Next time you see tons of processes, do a 'ps -aux > /root/ps.txt' before you reboot to fix it (I assume that's what you're doing). You should see (likely) a few processes repeated a ton of times in the ps.txt file that will create - go from there.
VapoRub 02-24-2004, 06:38 PM You might want to hire a freelance linux administrator to take a thorough look at it.
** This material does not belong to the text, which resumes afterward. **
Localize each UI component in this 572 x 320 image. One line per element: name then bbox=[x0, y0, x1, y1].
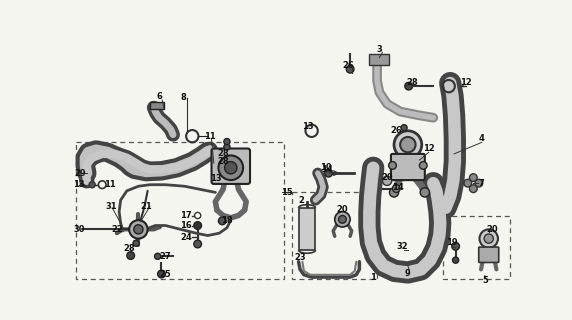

CCF Hosting 02-24-2004, 06:51 PM Hello,
I have contacted David Baker. He will be looking through it. It is a Mail Server using Exim, sends many thousands of emails per day.
Thanks and God Bless!
xp101 02-28-2004, 03:02 AM Hi CCF Hosting,
Have you ever solved this problem? I have exact same problem on heavy traffic; for low traffic seems to have no problem. Please let me know what was wrong.
Thank you!
CCF Hosting 02-28-2004, 03:30 AM Hello,
I am still looking into this, however seems either of the two.
1) Exim - Emailing going to Yahoo is being bounced because of too many relays to bad addresses in a period of time.
2) Kernel - In Kernel version x.2.1, with IOWAIT, other people have had problems with this type of thing.
However, I know I will find an answer. I have Level 2 cPanel techs working on this, Server Matrix working on this and David Baker working on this. If all three of these geniuses can't figure it out, I will shut down my hosting business and sell soap models of famous celebrities.
** Techs - Is meant as a compliment, not a put down. **
Thanks and God Bless!
|